Wave goodbye to your office-induced chilblains, there’s a new piece of equipment in town that is about to revolutionise your work environment. A fantastic team of engineers from Arup have developed a solution to disputes over room temperature, in the form of a ‘smart’ IoT desk which allows workers to control their very own microclimate. Truly a desk to rule them all. In my short working life I have never once been wholly satisfied by the temperature in any office I have worked in. It’s always too hot, too cold, or too comfortable. In my last job, I had a small heater hidden under my desk that I would use to toast my feet for 11 months and 3 weeks of the year, which would be swiftly replaced by a fan for the one week of British summer time. The setup worked quite well for me, but I can’t help but feel guilty when I think about all the electricity I must have consumed.
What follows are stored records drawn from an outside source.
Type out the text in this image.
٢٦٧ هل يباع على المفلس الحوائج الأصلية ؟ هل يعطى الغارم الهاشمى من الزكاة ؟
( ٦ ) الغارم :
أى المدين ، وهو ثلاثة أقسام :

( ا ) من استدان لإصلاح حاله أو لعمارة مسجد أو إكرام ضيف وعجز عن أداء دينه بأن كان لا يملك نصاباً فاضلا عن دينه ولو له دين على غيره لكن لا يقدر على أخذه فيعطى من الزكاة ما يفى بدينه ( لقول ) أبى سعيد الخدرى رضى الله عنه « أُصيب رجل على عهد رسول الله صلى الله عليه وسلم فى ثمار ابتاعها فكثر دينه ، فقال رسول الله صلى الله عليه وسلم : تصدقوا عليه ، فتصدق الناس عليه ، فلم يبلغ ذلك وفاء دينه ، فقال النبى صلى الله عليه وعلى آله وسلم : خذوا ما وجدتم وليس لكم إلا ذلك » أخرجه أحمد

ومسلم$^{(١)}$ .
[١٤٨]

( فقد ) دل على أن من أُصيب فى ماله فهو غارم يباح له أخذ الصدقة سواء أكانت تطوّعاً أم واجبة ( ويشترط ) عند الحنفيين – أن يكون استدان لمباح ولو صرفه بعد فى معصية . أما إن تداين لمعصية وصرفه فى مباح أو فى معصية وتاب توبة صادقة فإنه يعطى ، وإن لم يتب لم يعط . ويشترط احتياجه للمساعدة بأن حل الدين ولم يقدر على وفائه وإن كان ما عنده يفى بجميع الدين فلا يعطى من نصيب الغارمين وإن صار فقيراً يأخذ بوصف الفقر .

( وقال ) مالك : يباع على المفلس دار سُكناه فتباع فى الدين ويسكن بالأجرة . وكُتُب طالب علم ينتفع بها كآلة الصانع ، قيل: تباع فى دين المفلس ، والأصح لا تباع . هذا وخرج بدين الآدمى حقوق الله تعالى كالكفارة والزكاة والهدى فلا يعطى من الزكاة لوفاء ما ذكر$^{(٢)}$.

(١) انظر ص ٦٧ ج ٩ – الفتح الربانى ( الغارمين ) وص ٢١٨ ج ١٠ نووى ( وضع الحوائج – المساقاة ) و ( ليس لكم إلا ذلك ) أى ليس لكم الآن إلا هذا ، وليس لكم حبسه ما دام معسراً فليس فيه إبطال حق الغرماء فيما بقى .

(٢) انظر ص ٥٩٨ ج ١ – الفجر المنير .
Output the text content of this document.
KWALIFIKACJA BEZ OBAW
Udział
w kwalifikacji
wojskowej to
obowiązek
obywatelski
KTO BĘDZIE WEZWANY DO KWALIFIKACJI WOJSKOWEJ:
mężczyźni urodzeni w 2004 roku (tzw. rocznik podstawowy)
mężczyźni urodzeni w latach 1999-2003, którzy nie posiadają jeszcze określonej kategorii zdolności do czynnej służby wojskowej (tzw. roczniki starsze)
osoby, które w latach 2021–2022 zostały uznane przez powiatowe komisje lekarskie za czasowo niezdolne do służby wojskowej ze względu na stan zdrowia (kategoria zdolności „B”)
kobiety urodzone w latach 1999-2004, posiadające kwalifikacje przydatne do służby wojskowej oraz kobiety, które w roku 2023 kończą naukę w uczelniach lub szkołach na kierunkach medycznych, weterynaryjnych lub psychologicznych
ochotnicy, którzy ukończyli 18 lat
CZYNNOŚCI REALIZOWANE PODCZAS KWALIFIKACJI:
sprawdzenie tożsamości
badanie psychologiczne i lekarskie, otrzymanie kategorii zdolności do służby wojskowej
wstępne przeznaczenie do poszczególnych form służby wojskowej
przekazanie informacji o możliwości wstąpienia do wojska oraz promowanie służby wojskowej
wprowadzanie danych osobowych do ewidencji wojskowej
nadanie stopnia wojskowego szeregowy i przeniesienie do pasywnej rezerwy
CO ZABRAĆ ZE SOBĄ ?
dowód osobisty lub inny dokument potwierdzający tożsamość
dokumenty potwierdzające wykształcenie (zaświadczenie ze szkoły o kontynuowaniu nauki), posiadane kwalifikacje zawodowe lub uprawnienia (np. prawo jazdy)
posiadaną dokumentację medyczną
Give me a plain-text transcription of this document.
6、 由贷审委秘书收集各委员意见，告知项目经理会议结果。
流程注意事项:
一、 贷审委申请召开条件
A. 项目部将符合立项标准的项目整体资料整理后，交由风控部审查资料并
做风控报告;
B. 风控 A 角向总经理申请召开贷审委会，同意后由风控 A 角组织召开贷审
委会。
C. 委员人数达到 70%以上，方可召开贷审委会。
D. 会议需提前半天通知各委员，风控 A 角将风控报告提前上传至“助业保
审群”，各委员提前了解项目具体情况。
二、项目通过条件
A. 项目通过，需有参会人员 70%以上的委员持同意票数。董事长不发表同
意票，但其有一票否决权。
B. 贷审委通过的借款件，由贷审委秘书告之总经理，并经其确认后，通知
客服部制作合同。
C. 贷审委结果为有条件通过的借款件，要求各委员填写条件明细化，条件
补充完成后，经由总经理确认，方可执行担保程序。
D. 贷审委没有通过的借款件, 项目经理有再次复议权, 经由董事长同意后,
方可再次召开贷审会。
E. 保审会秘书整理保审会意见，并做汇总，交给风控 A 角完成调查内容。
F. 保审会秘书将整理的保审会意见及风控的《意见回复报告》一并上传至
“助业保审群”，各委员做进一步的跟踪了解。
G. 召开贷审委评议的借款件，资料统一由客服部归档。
This new desk presents a much more eco-friendly approach to the personal heater/fan scenario – that’s a double win if you ask me. The new sensor-fitted desk allows its users to create their own perfect working environment, in terms of temperature, and lighting, using software that takes control of central air-conditioning units and desk-fitted lighting.
Georgina Bloomfield, digital content editor
So, the news here is that a team of British scientists has developed a technique for recovering fingerprints from plastic banknotes, such as those to be introduced by the Bank of England in September. This technique supposedly will help in investigations with fraud, stolen cash and similar crimes. With banknotes becoming more and more elaborately designed to prevent fraud, does this mean cash will be more or less popular than digital means of payment that we have today? And how effective will the technology be on a banknote that’s been in many a cash register, crumpled behind a sofa or put through the wash? I still think people prefer the novelty of contactless payment. After all, you spend money without the emotional parting of a £20 note, and you can pretend you haven’t spent anything at all. The technology on these banknotes seems promising, but whether it will withstand public handling is another matter.
Jonathan Wilson, online managing editor
I like this story as much for the cheery robot gesture in the accompanying image, which made me involuntarily smile, as I do for the news that industrial robots at Ford’s Cologne plant are working directly alongside their human counterparts. It’s a real partnership, man and machine, the one assisting the other, with each playing to their respective strengths in dividing up the work involved. This is the future for robots in the workplace. Far from taking away human jobs completely, robots are more likely to be used to alleviate the stress and strain that heavy lifting jobs – such as automotive assembly – can place on human beings. Thumbs up to that.